Moretti was one of 33 people charged with manslaughter, causing a disaster and other charges in connection with the derailment.

Lucca: Mauro Moretti, the former head of Italian railways, was Tuesday among a string of executives convicted over a 2009 freight train disaster that killed 32 people.

Moretti, one of Italy's most prominent industrialists and the current boss of defence and engineering giant Leonardo, was sentenced to seven years in prison.

But, like the others convicted, he will not serve any of it before at least the first of two possible appeals have been heard.

That could take years and there is a strong chance the charges could time out before a definitive conviction can be obtained.

Moretti was one of 33 people charged with manslaughter, causing a disaster and other charges in connection with the derailment and explosion of a freight train carrying liquid petroleum gas through the Tuscan coastal town of Viareggio on June 29, 2009.

The force of the blast brought down two small blocks of flats, where many of the victims lived.

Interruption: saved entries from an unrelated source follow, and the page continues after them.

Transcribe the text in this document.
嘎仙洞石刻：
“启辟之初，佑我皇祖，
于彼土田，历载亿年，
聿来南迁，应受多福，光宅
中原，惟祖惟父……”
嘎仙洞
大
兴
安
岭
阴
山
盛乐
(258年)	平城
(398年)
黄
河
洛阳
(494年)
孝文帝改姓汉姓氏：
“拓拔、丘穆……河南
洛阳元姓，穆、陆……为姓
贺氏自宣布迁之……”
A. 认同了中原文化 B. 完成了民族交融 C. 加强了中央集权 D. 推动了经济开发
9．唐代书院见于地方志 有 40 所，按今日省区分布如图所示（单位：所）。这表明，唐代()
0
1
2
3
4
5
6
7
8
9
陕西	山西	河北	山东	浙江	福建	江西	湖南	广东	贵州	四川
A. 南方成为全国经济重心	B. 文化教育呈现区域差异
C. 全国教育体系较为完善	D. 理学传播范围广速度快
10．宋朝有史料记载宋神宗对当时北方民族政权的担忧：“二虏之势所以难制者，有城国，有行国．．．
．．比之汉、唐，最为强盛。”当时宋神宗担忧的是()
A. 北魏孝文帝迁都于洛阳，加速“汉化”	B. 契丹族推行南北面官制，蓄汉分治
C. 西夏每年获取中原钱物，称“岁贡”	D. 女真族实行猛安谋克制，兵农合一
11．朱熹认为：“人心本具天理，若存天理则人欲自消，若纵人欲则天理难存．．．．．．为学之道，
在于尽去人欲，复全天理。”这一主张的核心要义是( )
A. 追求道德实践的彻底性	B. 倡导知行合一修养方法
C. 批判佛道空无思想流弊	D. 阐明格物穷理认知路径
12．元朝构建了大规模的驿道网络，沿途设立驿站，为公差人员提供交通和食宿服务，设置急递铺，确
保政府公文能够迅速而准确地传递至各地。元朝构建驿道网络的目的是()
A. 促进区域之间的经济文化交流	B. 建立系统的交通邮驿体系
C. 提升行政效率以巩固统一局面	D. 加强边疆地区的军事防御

Relatives of the casualties briefly applauded after the verdicts were pronounced in court, where empty chairs were adorned by T-shirts printed with images of each of the dead.

Neither Moretti or Michele Mario Elia, another top railways executive who was given a seven years, six months sentence, were in court to hear the verdicts.

Prosecutors had requested 16 years for Moretti and 15 for Elia. Not all charges against them were upheld.

Moretti, 63, has been in charge of Leonardo since May 2014. He was Italian State Railways (FS) boss from 2006-14.

The court proceedings and his conviction hit Leonardo shares which were down by more than three percent in mid-afternoon trading in Milan.